- The market sentiment is in risk-on mode, European equities finished in the green.
- Higher US T-bond yields, put a lid on the single currency rise, against the greenback.
- US Initial Jobless Claims dropped more than expected, adding to the positive US labor market outlook.
After two consecutive days of printing losses, reaching a new yearly low at 1.1528, the EUR/USD is staging a comeback, is trading at 1.1564, modestly up 0.06%, during the New York session, at the time of writing.
The market mood is in risk-on mode, portrayed by European stock indices finishing the day with gains between 1.17% and 2.14%. meanwhile, major US stock indices rise more than 1%, during the day. The US debt-limit increase solution, although short-term relieved market nervousness.
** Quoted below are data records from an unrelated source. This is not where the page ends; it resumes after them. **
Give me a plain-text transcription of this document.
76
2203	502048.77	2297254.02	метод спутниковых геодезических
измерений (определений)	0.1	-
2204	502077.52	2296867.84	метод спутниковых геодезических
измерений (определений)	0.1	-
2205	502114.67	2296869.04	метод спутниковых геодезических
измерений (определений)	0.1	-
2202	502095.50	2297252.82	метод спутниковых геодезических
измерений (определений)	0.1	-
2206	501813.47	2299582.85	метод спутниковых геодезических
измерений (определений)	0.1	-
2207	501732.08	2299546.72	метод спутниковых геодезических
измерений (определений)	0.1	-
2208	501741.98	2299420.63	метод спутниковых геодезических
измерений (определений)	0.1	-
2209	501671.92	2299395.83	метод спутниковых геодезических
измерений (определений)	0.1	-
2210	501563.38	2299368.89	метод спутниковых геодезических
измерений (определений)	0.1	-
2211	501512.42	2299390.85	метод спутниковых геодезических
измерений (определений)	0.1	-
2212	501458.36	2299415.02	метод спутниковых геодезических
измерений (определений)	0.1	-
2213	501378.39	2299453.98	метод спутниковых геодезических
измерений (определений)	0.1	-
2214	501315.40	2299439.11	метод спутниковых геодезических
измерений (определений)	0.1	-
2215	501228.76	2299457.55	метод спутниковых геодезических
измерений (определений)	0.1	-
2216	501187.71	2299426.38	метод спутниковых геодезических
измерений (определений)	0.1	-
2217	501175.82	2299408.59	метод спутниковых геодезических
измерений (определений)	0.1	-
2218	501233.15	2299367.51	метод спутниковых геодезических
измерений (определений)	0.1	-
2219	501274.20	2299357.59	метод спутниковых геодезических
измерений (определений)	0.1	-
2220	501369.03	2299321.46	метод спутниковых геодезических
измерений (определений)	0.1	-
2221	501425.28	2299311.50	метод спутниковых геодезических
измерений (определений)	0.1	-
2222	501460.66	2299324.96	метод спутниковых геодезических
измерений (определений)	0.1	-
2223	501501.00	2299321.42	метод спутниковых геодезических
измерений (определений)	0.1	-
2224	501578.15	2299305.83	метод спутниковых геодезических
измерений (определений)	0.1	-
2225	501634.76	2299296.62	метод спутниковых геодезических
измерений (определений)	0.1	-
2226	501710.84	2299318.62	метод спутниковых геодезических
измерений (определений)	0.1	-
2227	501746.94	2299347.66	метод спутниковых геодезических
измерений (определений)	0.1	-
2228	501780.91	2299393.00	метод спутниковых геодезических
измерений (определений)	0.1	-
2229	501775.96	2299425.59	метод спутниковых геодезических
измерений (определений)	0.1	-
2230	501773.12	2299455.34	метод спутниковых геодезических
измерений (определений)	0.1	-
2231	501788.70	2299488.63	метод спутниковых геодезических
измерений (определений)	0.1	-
Further, Vladimir Putin, the President of Russia, offered an increase of the natural gas supplies for Europe in his attempt to bring energy prices lower.
The US Dollar Index, which tracks the greenback’s performance against a basket of six peers, is down 0.09%, sitting at 94.14. Further, the US 10-year T-bond benchmark note coupon is advancing 4 basis points, sitting at 1.565%, putting the breaks on the buck’s fall against major currencies.
US Jobless Claims better than estimated, ahead of the Nonfarm Payrolls
The US economic docket revealed the US Initial Jobless Claims report for the week ending in October first. The numbers showed an increase to 326K lower than the 348K, foreseen by analysts.
The abovementioned adds to the positive ADP Employment Change report released on Wednesday, ahead of the US Nonfarm Payrolls, report.
On Friday, the US economic docket will feature the Nonfarm Payrolls report. Economists expect the creation of 488K new jobs in the economy. If the figures come in line or better than expected, investors could expect a bond tapering announcement by the FOMC’s November meeting.